Épures de Laure Forêt
Laure Forêt se contente d’esquisser les jalons du mythe amoureux qui la fonde ainsi que son « chéri ». Elle ne tranche pas dans ses désirs. Ne se voulant ni sainte ni démone elle se revendique en tant qu’amante et artiste. Elle s’unit à l’autre dans une suite d’étreintes allusives. L’existence devient immersion dans la peau qui épouse la chair là où le simple trait a pris le relais du sexe afin de graver une prière implicite : que rien ne vienne disjoindre ceux que le désir a choisis.

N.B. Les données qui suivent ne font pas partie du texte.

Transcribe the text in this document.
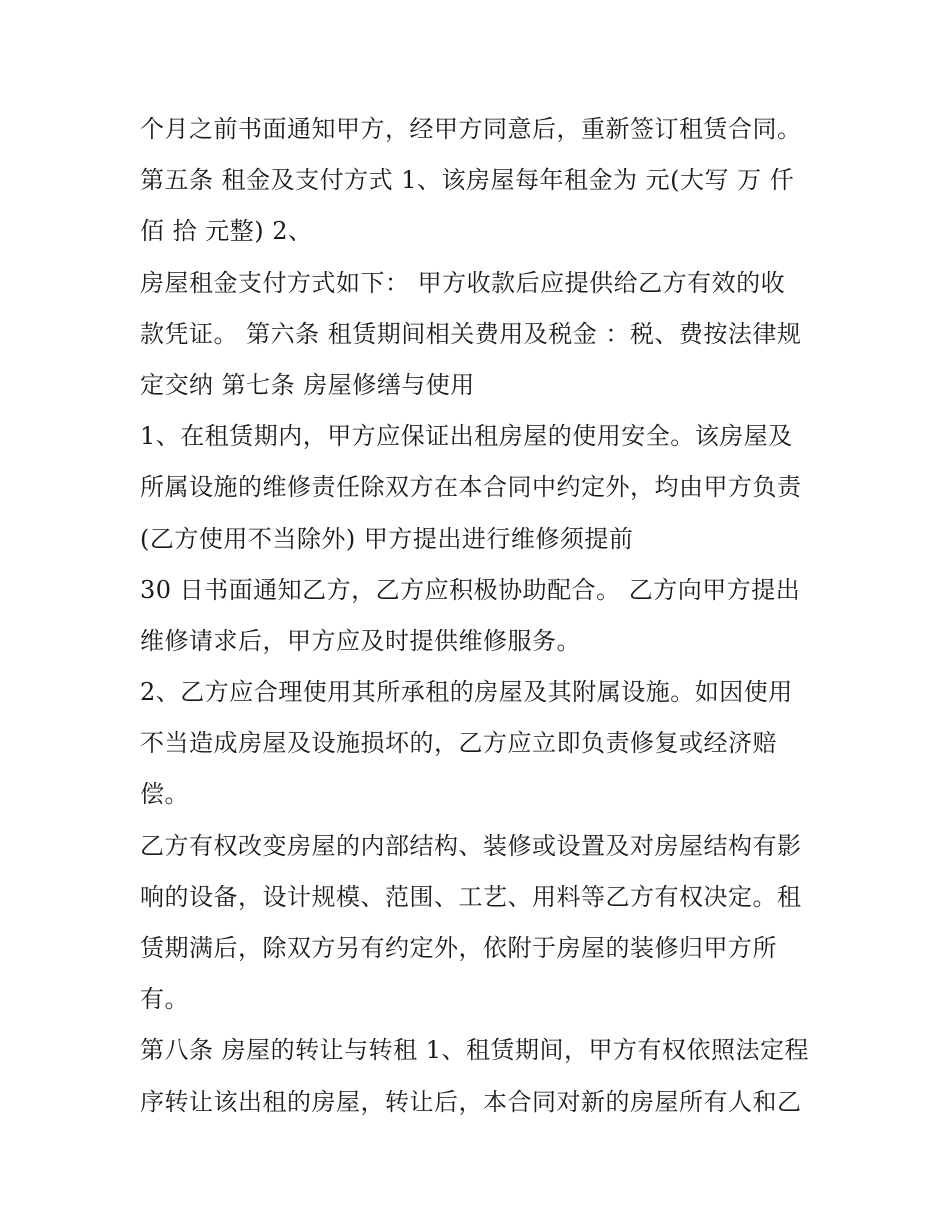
个月之前书面通知甲方，经甲方同意后，重新签订租赁合同。
第五条 租金及支付方式 1、该房屋每年租金为 元(大写 万 仟
佰 拾 元整) 2、
房屋租金支付方式如下： 甲方收款后应提供给乙方有效的收
款凭证。 第六条 租赁期间相关费用及税金 ：税、费按法律规
定交纳 第七条 房屋修缮与使用
1、在租赁期内，甲方应保证出租房屋的使用安全。该房屋及
所属设施的维修责任除双方在本合同中约定外，均由甲方负责
(乙方使用不当除外) 甲方提出进行维修须提前
30 日书面通知乙方，乙方应积极协助配合。 乙方向甲方提出
维修请求后，甲方应及时提供维修服务。
2、乙方应合理使用其所承租的房屋及其附属设施。如因使用
不当造成房屋及设施损坏的，乙方应立即负责修复或经济赔
偿。
乙方有权改变房屋的内部结构、装修或设置及对房屋结构有影
响的设备，设计规模、范围、工艺、用料等乙方有权决定。租
赁期满后，除双方另有约定外，依附于房屋的装修归甲方所
有。
第八条 房屋的转让与转租 1、租赁期间，甲方有权依照法定程
序转让该出租的房屋，转让后，本合同对新的房屋所有人和乙
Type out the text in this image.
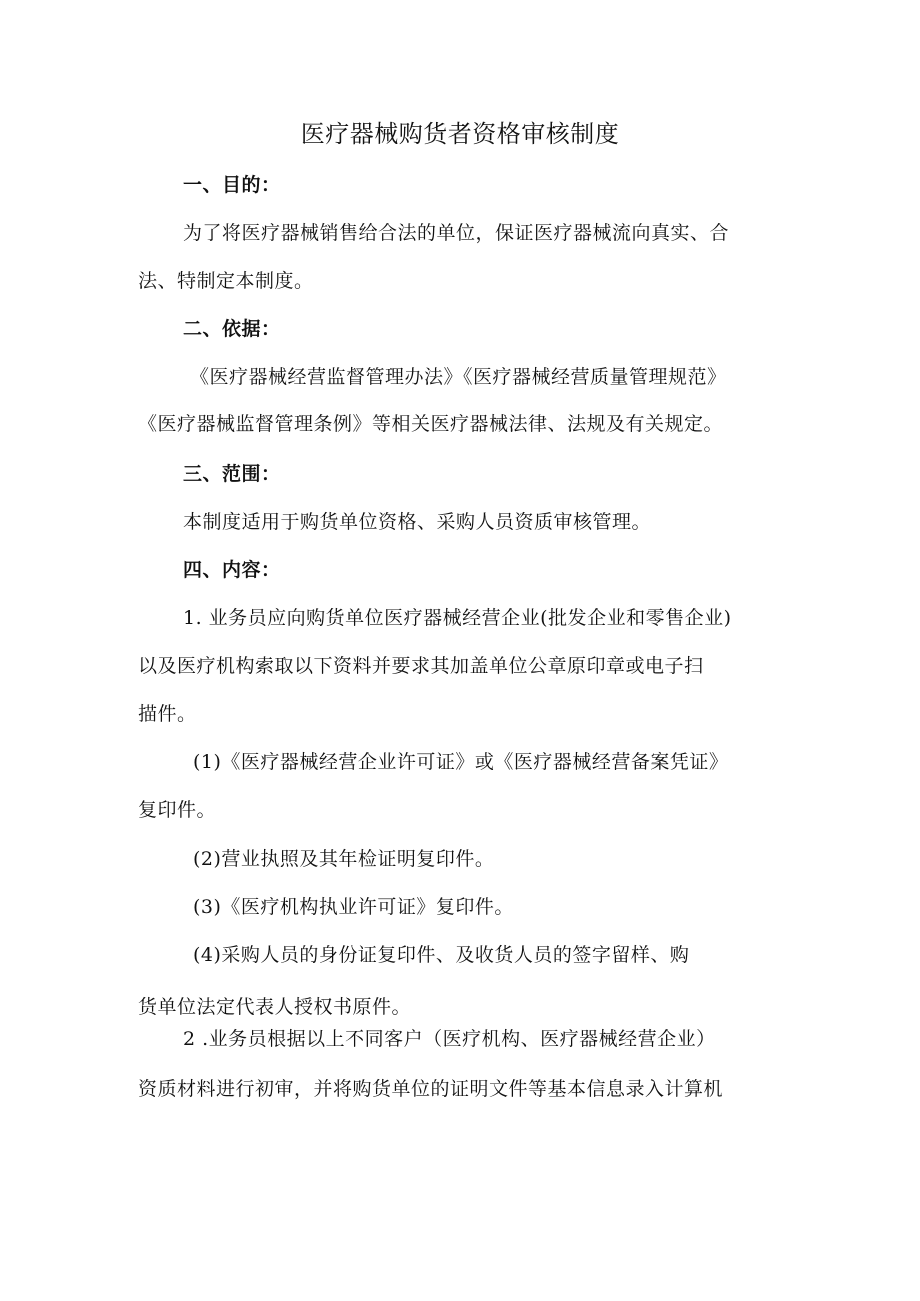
医疗器械购货者资格审核制度
一、目的：
为了将医疗器械销售给合法的单位，保证医疗器械流向真实、合
法、特制定本制度。
二、依据：
《医疗器械经营监督管理办法》《医疗器械经营质量管理规范》
《医疗器械监督管理条例》等相关医疗器械法律、法规及有关规定。
三、范围：
本制度适用于购货单位资格、采购人员资质审核管理。
四、内容：
1. 业务员应向购货单位医疗器械经营企业(批发企业和零售企业)
以及医疗机构索取以下资料并要求其加盖单位公章原印章或电子扫
描件。
(1)《医疗器械经营企业许可证》或《医疗器械经营备案凭证》
复印件。
(2)营业执照及其年检证明复印件。
(3)《医疗机构执业许可证》复印件。
(4)采购人员的身份证复印件、及收货人员的签字留样、购
货单位法定代表人授权书原件。
2 .业务员根据以上不同客户（医疗机构、医疗器械经营企业）
资质材料进行初审，并将购货单位的证明文件等基本信息录入计算机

Tous les mots sont tombés en chemin comme une petite monnaie. Le souffle du trait en épure significative signale des gestes symboliques. L’amante et l’amant coulent en leur désir : une même courbe les emporte. La femme s’y fait première au cœur de l’instant, consciente d’éprouver la jubilation du désir et la plénitude de l’accomplissement. Elle est celle qui demeure sans jamais changer. L’étreinte la noue à elle-même : hors d’elle rien ne serait. Elle la clame dans un poème optique et muet qui ne perd jamais l’unité et l’excès.
Reste une combustion dans la clarté de la peau qui rayonne de blanc dans la détermination de son élan. Le monde est comblé et l’espace ouvert là où la fleur trouve sa tige. Amante avant l’amant. Silence avant la parole. Le seul « Mon chéri » le remplit. Tandis qu’à lui seul le trait devenu noyau façonne le corps : il se dresse, se plie dans un mouvement de colline et de flux offert à la promesse hors de mesure.